Russian-installed authorities in the Kherson region on Monday urged people to evacuate an area on the eastern bank of the Dnieper that Moscow now controls. Officials cited heavy fighting.

Russia has been pounding Ukraine’s power grid and other infrastructure from the air for weeks, causing widespread blackouts and leaving millions of Ukrainians without heat, electricity or water.

To cope, power outages of four hours or longer were scheduled Monday in 15 of Ukraine’s 27 regions, according to Volodymyr Kudrytskyi, head of the state grid operator Ukrenergo, which plans additional outages on Tuesday.

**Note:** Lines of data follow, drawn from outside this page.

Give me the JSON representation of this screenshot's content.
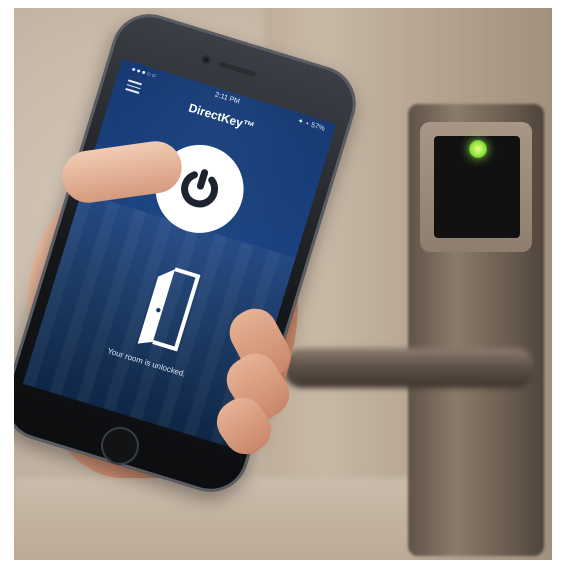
{
  "phone": {
    "status_time": "2:11 PM",
    "status_right": "✦ ⋆ 57%",
    "app_title": "DirectKey™",
    "message": "Your room is unlocked."
  },
  "icons": {
    "menu": "hamburger-menu-icon",
    "power": "power-icon",
    "door": "open-door-icon"
  },
  "colors": {
    "screen_blue": "#1a4280",
    "led_green": "#8ce33a"
  }
}
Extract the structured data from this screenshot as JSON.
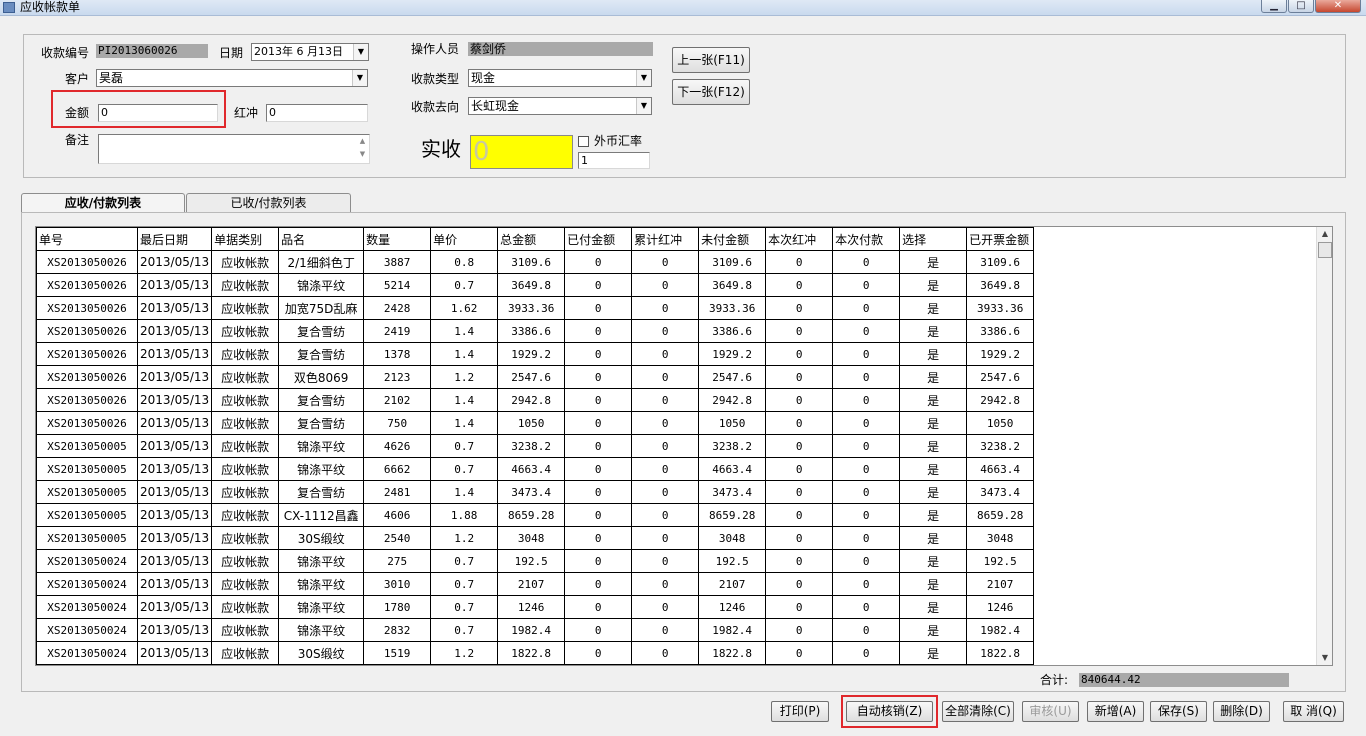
{
  "window": {
    "title": "应收帐款单"
  },
  "form": {
    "receipt_no_label": "收款编号",
    "receipt_no": "PI2013060026",
    "date_label": "日期",
    "date": "2013年 6 月13日",
    "customer_label": "客户",
    "customer": "昊磊",
    "amount_label": "金额",
    "amount": "0",
    "offset_label": "红冲",
    "offset": "0",
    "note_label": "备注",
    "note": "",
    "operator_label": "操作人员",
    "operator": "蔡剑侨",
    "receipt_type_label": "收款类型",
    "receipt_type": "现金",
    "receipt_dest_label": "收款去向",
    "receipt_dest": "长虹现金",
    "actual_label": "实收",
    "actual": "0",
    "fx_label": "外币汇率",
    "fx_rate": "1",
    "prev_button": "上一张(F11)",
    "next_button": "下一张(F12)"
  },
  "tabs": [
    {
      "label": "应收/付款列表",
      "active": true
    },
    {
      "label": "已收/付款列表",
      "active": false
    }
  ],
  "grid": {
    "columns": [
      "单号",
      "最后日期",
      "单据类别",
      "品名",
      "数量",
      "单价",
      "总金额",
      "已付金额",
      "累计红冲",
      "未付金额",
      "本次红冲",
      "本次付款",
      "选择",
      "已开票金额"
    ],
    "rows": [
      [
        "XS2013050026",
        "2013/05/13",
        "应收帐款",
        "2/1细斜色丁",
        "3887",
        "0.8",
        "3109.6",
        "0",
        "0",
        "3109.6",
        "0",
        "0",
        "是",
        "3109.6"
      ],
      [
        "XS2013050026",
        "2013/05/13",
        "应收帐款",
        "锦涤平纹",
        "5214",
        "0.7",
        "3649.8",
        "0",
        "0",
        "3649.8",
        "0",
        "0",
        "是",
        "3649.8"
      ],
      [
        "XS2013050026",
        "2013/05/13",
        "应收帐款",
        "加宽75D乱麻",
        "2428",
        "1.62",
        "3933.36",
        "0",
        "0",
        "3933.36",
        "0",
        "0",
        "是",
        "3933.36"
      ],
      [
        "XS2013050026",
        "2013/05/13",
        "应收帐款",
        "复合雪纺",
        "2419",
        "1.4",
        "3386.6",
        "0",
        "0",
        "3386.6",
        "0",
        "0",
        "是",
        "3386.6"
      ],
      [
        "XS2013050026",
        "2013/05/13",
        "应收帐款",
        "复合雪纺",
        "1378",
        "1.4",
        "1929.2",
        "0",
        "0",
        "1929.2",
        "0",
        "0",
        "是",
        "1929.2"
      ],
      [
        "XS2013050026",
        "2013/05/13",
        "应收帐款",
        "双色8069",
        "2123",
        "1.2",
        "2547.6",
        "0",
        "0",
        "2547.6",
        "0",
        "0",
        "是",
        "2547.6"
      ],
      [
        "XS2013050026",
        "2013/05/13",
        "应收帐款",
        "复合雪纺",
        "2102",
        "1.4",
        "2942.8",
        "0",
        "0",
        "2942.8",
        "0",
        "0",
        "是",
        "2942.8"
      ],
      [
        "XS2013050026",
        "2013/05/13",
        "应收帐款",
        "复合雪纺",
        "750",
        "1.4",
        "1050",
        "0",
        "0",
        "1050",
        "0",
        "0",
        "是",
        "1050"
      ],
      [
        "XS2013050005",
        "2013/05/13",
        "应收帐款",
        "锦涤平纹",
        "4626",
        "0.7",
        "3238.2",
        "0",
        "0",
        "3238.2",
        "0",
        "0",
        "是",
        "3238.2"
      ],
      [
        "XS2013050005",
        "2013/05/13",
        "应收帐款",
        "锦涤平纹",
        "6662",
        "0.7",
        "4663.4",
        "0",
        "0",
        "4663.4",
        "0",
        "0",
        "是",
        "4663.4"
      ],
      [
        "XS2013050005",
        "2013/05/13",
        "应收帐款",
        "复合雪纺",
        "2481",
        "1.4",
        "3473.4",
        "0",
        "0",
        "3473.4",
        "0",
        "0",
        "是",
        "3473.4"
      ],
      [
        "XS2013050005",
        "2013/05/13",
        "应收帐款",
        "CX-1112昌鑫",
        "4606",
        "1.88",
        "8659.28",
        "0",
        "0",
        "8659.28",
        "0",
        "0",
        "是",
        "8659.28"
      ],
      [
        "XS2013050005",
        "2013/05/13",
        "应收帐款",
        "30S缎纹",
        "2540",
        "1.2",
        "3048",
        "0",
        "0",
        "3048",
        "0",
        "0",
        "是",
        "3048"
      ],
      [
        "XS2013050024",
        "2013/05/13",
        "应收帐款",
        "锦涤平纹",
        "275",
        "0.7",
        "192.5",
        "0",
        "0",
        "192.5",
        "0",
        "0",
        "是",
        "192.5"
      ],
      [
        "XS2013050024",
        "2013/05/13",
        "应收帐款",
        "锦涤平纹",
        "3010",
        "0.7",
        "2107",
        "0",
        "0",
        "2107",
        "0",
        "0",
        "是",
        "2107"
      ],
      [
        "XS2013050024",
        "2013/05/13",
        "应收帐款",
        "锦涤平纹",
        "1780",
        "0.7",
        "1246",
        "0",
        "0",
        "1246",
        "0",
        "0",
        "是",
        "1246"
      ],
      [
        "XS2013050024",
        "2013/05/13",
        "应收帐款",
        "锦涤平纹",
        "2832",
        "0.7",
        "1982.4",
        "0",
        "0",
        "1982.4",
        "0",
        "0",
        "是",
        "1982.4"
      ],
      [
        "XS2013050024",
        "2013/05/13",
        "应收帐款",
        "30S缎纹",
        "1519",
        "1.2",
        "1822.8",
        "0",
        "0",
        "1822.8",
        "0",
        "0",
        "是",
        "1822.8"
      ],
      [
        "",
        "",
        "",
        "",
        "",
        "",
        "",
        "",
        "",
        "",
        "",
        "",
        "",
        ""
      ]
    ]
  },
  "total": {
    "label": "合计:",
    "value": "840644.42"
  },
  "actions": {
    "print": "打印(P)",
    "auto_writeoff": "自动核销(Z)",
    "clear_all": "全部清除(C)",
    "review": "审核(U)",
    "add": "新增(A)",
    "save": "保存(S)",
    "delete": "删除(D)",
    "cancel": "取 消(Q)"
  },
  "colors": {
    "highlight": "#ffff00",
    "callout": "#e0282c",
    "readonly": "#a9a9a9",
    "actual_text": "#c8c8a0"
  }
}
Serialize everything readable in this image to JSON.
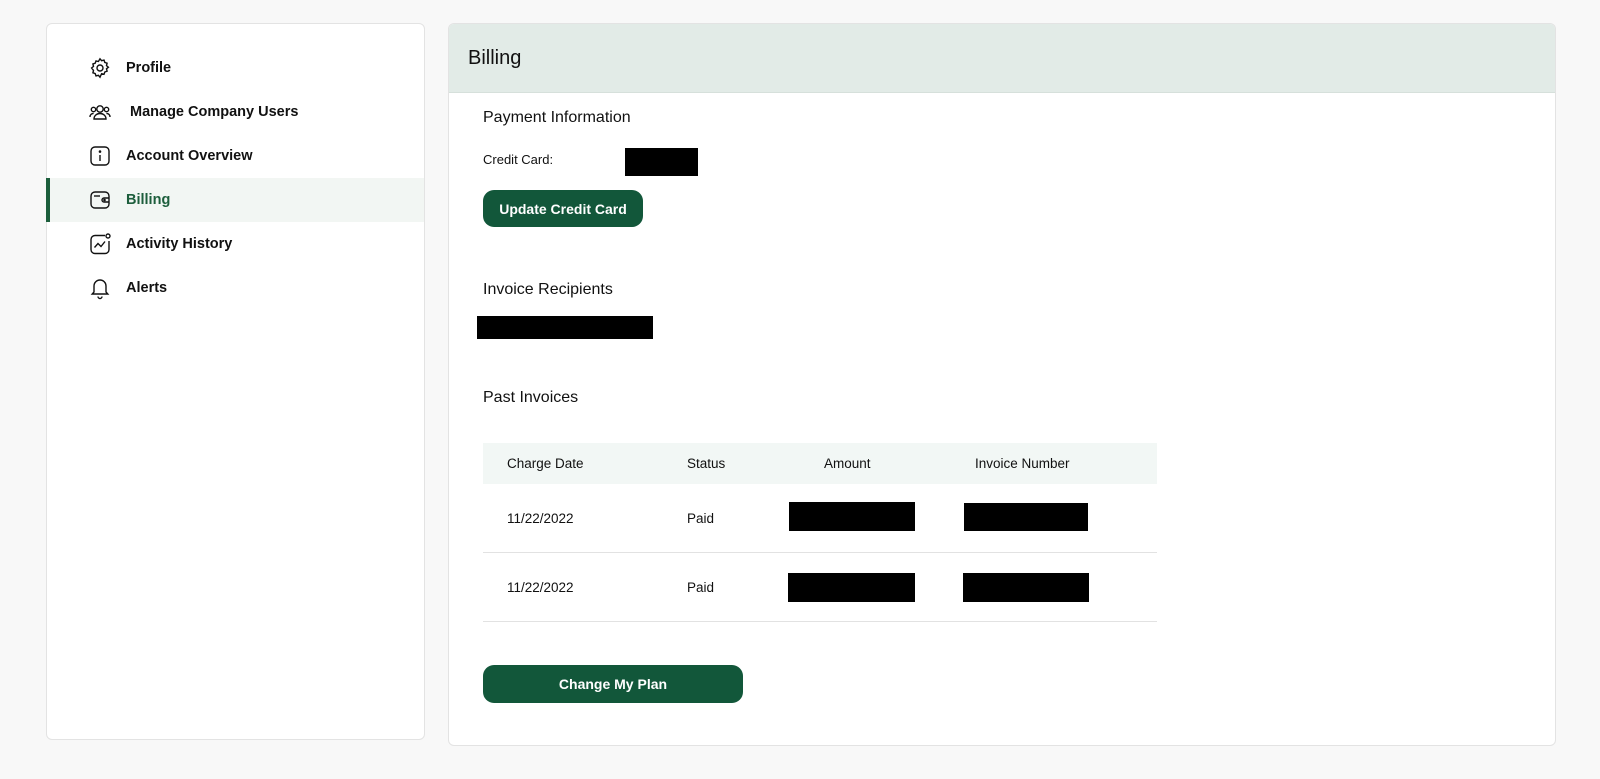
{
  "sidebar": {
    "items": [
      {
        "label": "Profile",
        "icon": "gear-icon",
        "active": false
      },
      {
        "label": "Manage Company Users",
        "icon": "users-icon",
        "active": false
      },
      {
        "label": "Account Overview",
        "icon": "info-icon",
        "active": false
      },
      {
        "label": "Billing",
        "icon": "wallet-icon",
        "active": true
      },
      {
        "label": "Activity History",
        "icon": "activity-chart-icon",
        "active": false
      },
      {
        "label": "Alerts",
        "icon": "bell-icon",
        "active": false
      }
    ]
  },
  "main": {
    "title": "Billing",
    "payment": {
      "title": "Payment Information",
      "credit_card_label": "Credit Card:",
      "update_button": "Update Credit Card"
    },
    "recipients": {
      "title": "Invoice Recipients"
    },
    "invoices": {
      "title": "Past Invoices",
      "columns": [
        "Charge Date",
        "Status",
        "Amount",
        "Invoice Number"
      ],
      "rows": [
        {
          "charge_date": "11/22/2022",
          "status": "Paid"
        },
        {
          "charge_date": "11/22/2022",
          "status": "Paid"
        }
      ]
    },
    "change_plan_button": "Change My Plan"
  },
  "colors": {
    "accent": "#12573a",
    "header_bg": "#e2ebe7",
    "active_bg": "#f2f6f3"
  }
}
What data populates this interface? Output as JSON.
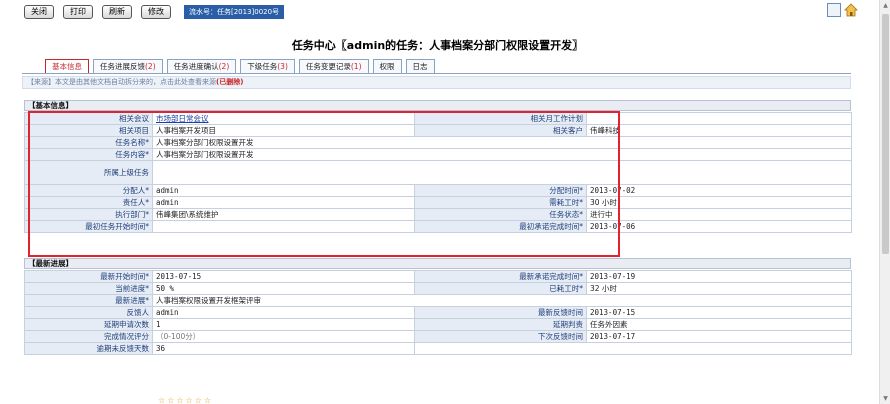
{
  "toolbar": {
    "close": "关闭",
    "print": "打印",
    "refresh": "刷新",
    "edit": "修改",
    "serial": "流水号：任务[2013]0020号"
  },
  "icons": {
    "print": "print-icon",
    "home": "home-icon"
  },
  "title": "任务中心〖admin的任务：人事档案分部门权限设置开发〗",
  "tabs": [
    {
      "label": "基本信息",
      "count": ""
    },
    {
      "label": "任务进展反馈",
      "count": "(2)"
    },
    {
      "label": "任务进度确认",
      "count": "(2)"
    },
    {
      "label": "下级任务",
      "count": "(3)"
    },
    {
      "label": "任务变更记录",
      "count": "(1)"
    },
    {
      "label": "权限",
      "count": ""
    },
    {
      "label": "日志",
      "count": ""
    }
  ],
  "source": {
    "text": "【来源】本文是由其他文档自动拆分来的，点击此处查看来源",
    "deleted": "(已删除)"
  },
  "basic": {
    "section": "【基本信息】",
    "meeting_label": "相关会议",
    "meeting": "市场部日常会议",
    "monthplan_label": "相关月工作计划",
    "monthplan": "",
    "project_label": "相关项目",
    "project": "人事档案开发项目",
    "customer_label": "相关客户",
    "customer": "伟峰科技",
    "name_label": "任务名称*",
    "name": "人事档案分部门权限设置开发",
    "content_label": "任务内容*",
    "content": "人事档案分部门权限设置开发",
    "parent_label": "所属上级任务",
    "parent": "",
    "assigner_label": "分配人*",
    "assigner": "admin",
    "assign_time_label": "分配时间*",
    "assign_time": "2013-07-02",
    "owner_label": "责任人*",
    "owner": "admin",
    "hours_label": "需耗工时*",
    "hours": "30 小时",
    "dept_label": "执行部门*",
    "dept": "伟峰集团\\系统维护",
    "status_label": "任务状态*",
    "status": "进行中",
    "start_label": "最初任务开始时间*",
    "start": "",
    "promise_label": "最初承诺完成时间*",
    "promise": "2013-07-06"
  },
  "progress": {
    "section": "【最新进展】",
    "latest_start_label": "最新开始时间*",
    "latest_start": "2013-07-15",
    "latest_promise_label": "最新承诺完成时间*",
    "latest_promise": "2013-07-19",
    "current_label": "当前进度*",
    "current": "50 %",
    "used_label": "已耗工时*",
    "used": "32 小时",
    "latest_progress_label": "最新进展*",
    "latest_progress": "人事档案权限设置开发框架评审",
    "feedback_user_label": "反馈人",
    "feedback_user": "admin",
    "latest_feedback_label": "最新反馈时间",
    "latest_feedback": "2013-07-15",
    "delay_count_label": "延期申请次数",
    "delay_count": "1",
    "delay_judge_label": "延期判责",
    "delay_judge": "任务外因素",
    "score_label": "完成情况评分",
    "score": "（0-100分）",
    "next_feedback_label": "下次反馈时间",
    "next_feedback": "2013-07-17",
    "overdue_label": "逾期未反馈天数",
    "overdue": "36"
  }
}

Ukrainian President Volodymyr Zelensky says Russian missile strikes have damaged more than 50% of the country’s energy facilities.

Zelensky on Monday repeated his calls for North Atlantic Treaty Organization nations and allies to recognize Russia as a terrorist state, saying the country’s shelling of energy supplies was tantamount “to the use of a weapon of mass destruction.” Zelensky also again urged stricter sanctions on Russia and appealed for more air-defense aid for Ukraine.

“The terrorist state needs to see that they do not stand a chance,” he told NATO’s 68th Parliamentary Assembly meeting in Madrid in a video address, after which, he said, the assembly approved the terrorist designation.

On Sunday, powerful explosions from shelling shook Ukraine’s Zaporizhzhia region, the site of Europe’s largest nuclear power plant. The United Nations’ nuclear watchdog called for “urgent measures to help prevent a nuclear accident” in the Russia-occupied facility.

Kyiv and Moscow blamed each other for the shelling, which came after weeks of relative calm in an area that has been the site of fighting since Russia invaded Feb. 24. The specter of a nuclear catastrophe has loomed since Russian troops began their occupation of the plant during the early days of the war.

Also Monday, Zelensky and his wife made a rare joint public appearance to observe a moment of silence and place candles at a Kyiv memorial for those killed in Ukraine’s pro-European Union mass protests in 2014. As bells rang in a memorial tribute, Ukraine’s first couple walked under a gray sky on streets dusted with snow and ice up to a wall of stone plaques bearing the names of fallen protesters.

Meanwhile, at least four civilians were killed and eight more wounded in Ukraine over the past 24 hours, the deputy head of the country’s presidential office, Kyrylo Tymoshenko, said Monday.

Russian-installed authorities said Ukrainian shelling damaged power lines. One person was killed, officials said, and 59 miners were trapped underground after power was cut off to four coal mines.

Leicester writes for the Associated Press.